The ‘match self.chunks.get_mut(&self.cur_ooo_chunk_offset)’ counts as one mutable reference. ‘self.chunks.insert(self.cur_ooo_chunk_offset, v)’ would be the second. Thus the error.
My naive way of working around it is this:
let found = match self.chunks.get_mut(&self.cur_ooo_chunk_offset) {
Some(mut v) => {
v.extend(data);
true
},
None => { false },
};
if !found {
let mut v = Vec::with_capacity(32768);
v.extend(data);
self.chunks.insert(self.cur_ooo_chunk_offset, v);
}
This is accepted by the compiler and works.
But I wasn’t quite happy yet, so I started looking for something better. I found this post on StackOverflow (where else?)

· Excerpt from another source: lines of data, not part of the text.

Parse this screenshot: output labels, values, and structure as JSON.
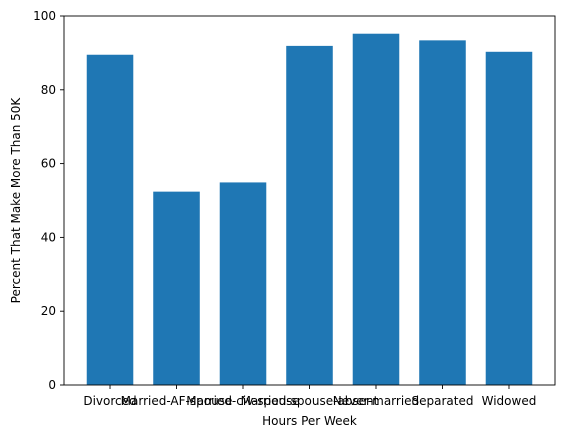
{
  "chart_data": {
    "type": "bar",
    "categories": [
      "Divorced",
      "Married-AF-spouse",
      "Married-civ-spouse",
      "Married-spouse-absent",
      "Never-married",
      "Separated",
      "Widowed"
    ],
    "values": [
      89.5,
      52.4,
      54.9,
      91.9,
      95.2,
      93.4,
      90.3
    ],
    "xlabel": "Hours Per Week",
    "ylabel": "Percent That Make More Than 50K",
    "ylim": [
      0,
      100
    ],
    "yticks": [
      "0",
      "20",
      "40",
      "60",
      "80",
      "100"
    ],
    "bar_color": "#1f77b4",
    "grid": false,
    "legend": "none"
  }
}
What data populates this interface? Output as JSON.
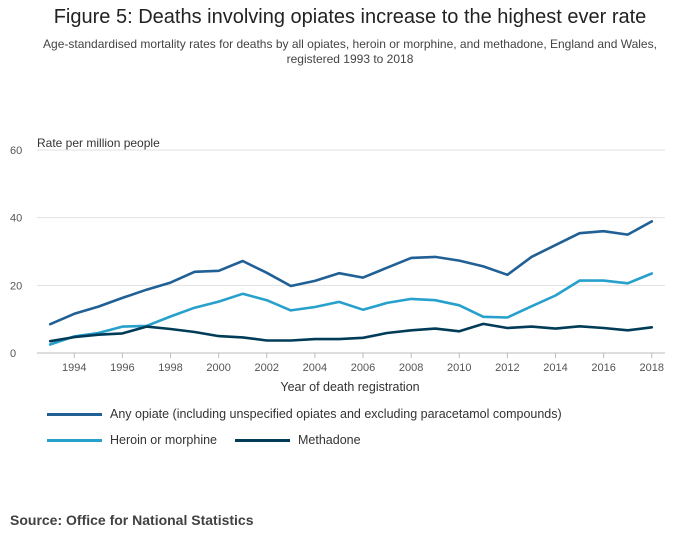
{
  "header": {
    "title": "Figure 5: Deaths involving opiates increase to the highest ever rate",
    "subtitle": "Age-standardised mortality rates for deaths by all opiates, heroin or morphine, and methadone, England and Wales, registered 1993 to 2018"
  },
  "footer": {
    "source": "Source: Office for National Statistics"
  },
  "chart_data": {
    "type": "line",
    "title": "Figure 5: Deaths involving opiates increase to the highest ever rate",
    "subtitle": "Age-standardised mortality rates for deaths by all opiates, heroin or morphine, and methadone, England and Wales, registered 1993 to 2018",
    "xlabel": "Year of death registration",
    "ylabel": "Rate per million people",
    "ylim": [
      0,
      60
    ],
    "yticks": [
      "0",
      "20",
      "40",
      "60"
    ],
    "xticks": [
      "1994",
      "1996",
      "1998",
      "2000",
      "2002",
      "2004",
      "2006",
      "2008",
      "2010",
      "2012",
      "2014",
      "2016",
      "2018"
    ],
    "grid": "horizontal",
    "legend_position": "bottom",
    "x": [
      1993,
      1994,
      1995,
      1996,
      1997,
      1998,
      1999,
      2000,
      2001,
      2002,
      2003,
      2004,
      2005,
      2006,
      2007,
      2008,
      2009,
      2010,
      2011,
      2012,
      2013,
      2014,
      2015,
      2016,
      2017,
      2018
    ],
    "series": [
      {
        "name": "Any opiate (including unspecified opiates and excluding paracetamol compounds)",
        "color": "#206095",
        "values": [
          8.5,
          11.6,
          13.7,
          16.3,
          18.7,
          20.8,
          24.0,
          24.3,
          27.2,
          23.7,
          19.8,
          21.3,
          23.6,
          22.3,
          25.2,
          28.1,
          28.4,
          27.3,
          25.6,
          23.1,
          28.4,
          31.9,
          35.4,
          36.0,
          35.0,
          38.9
        ]
      },
      {
        "name": "Heroin or morphine",
        "color": "#27a0cc",
        "values": [
          2.5,
          4.9,
          5.9,
          7.8,
          8.0,
          10.8,
          13.4,
          15.2,
          17.5,
          15.6,
          12.6,
          13.6,
          15.1,
          12.8,
          14.8,
          16.0,
          15.6,
          14.1,
          10.7,
          10.5,
          13.8,
          17.0,
          21.4,
          21.4,
          20.6,
          23.5
        ]
      },
      {
        "name": "Methadone",
        "color": "#003c57",
        "values": [
          3.5,
          4.7,
          5.4,
          5.8,
          7.8,
          7.1,
          6.2,
          5.0,
          4.6,
          3.7,
          3.7,
          4.1,
          4.1,
          4.5,
          5.9,
          6.7,
          7.2,
          6.4,
          8.6,
          7.4,
          7.8,
          7.2,
          7.9,
          7.4,
          6.7,
          7.6
        ]
      }
    ]
  }
}
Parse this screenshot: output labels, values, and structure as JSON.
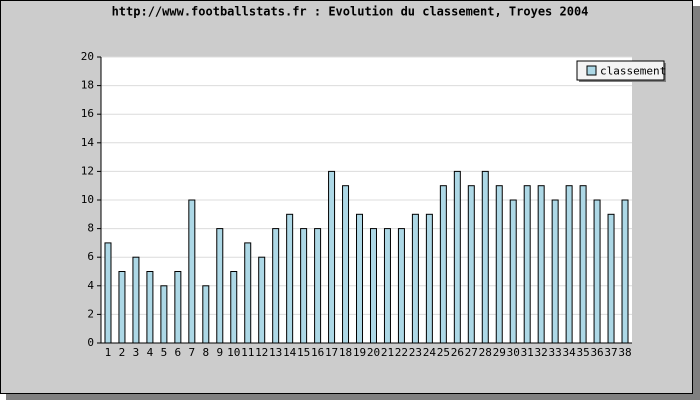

It turns there is a Rust pattern for this:
use std::collections::hash_map::Entry::{Occupied, Vacant};
let c = match self.chunks.entry(self.cur_ooo_chunk_offset) {
Vacant(entry) => entry.insert(Vec::with_capacity(32768)),
Occupied(entry) => entry.into_mut(),
};
c.extend(data);
Much better :)
It can even be done in a single line:
(*self.chunks.entry(self.cur_ooo_chunk_offset).or_insert(Vec::with_capacity(32768))).extend(data);
But personally I think this is getting too hard to read. But maybe I just need to grow into Rust syntax a bit more.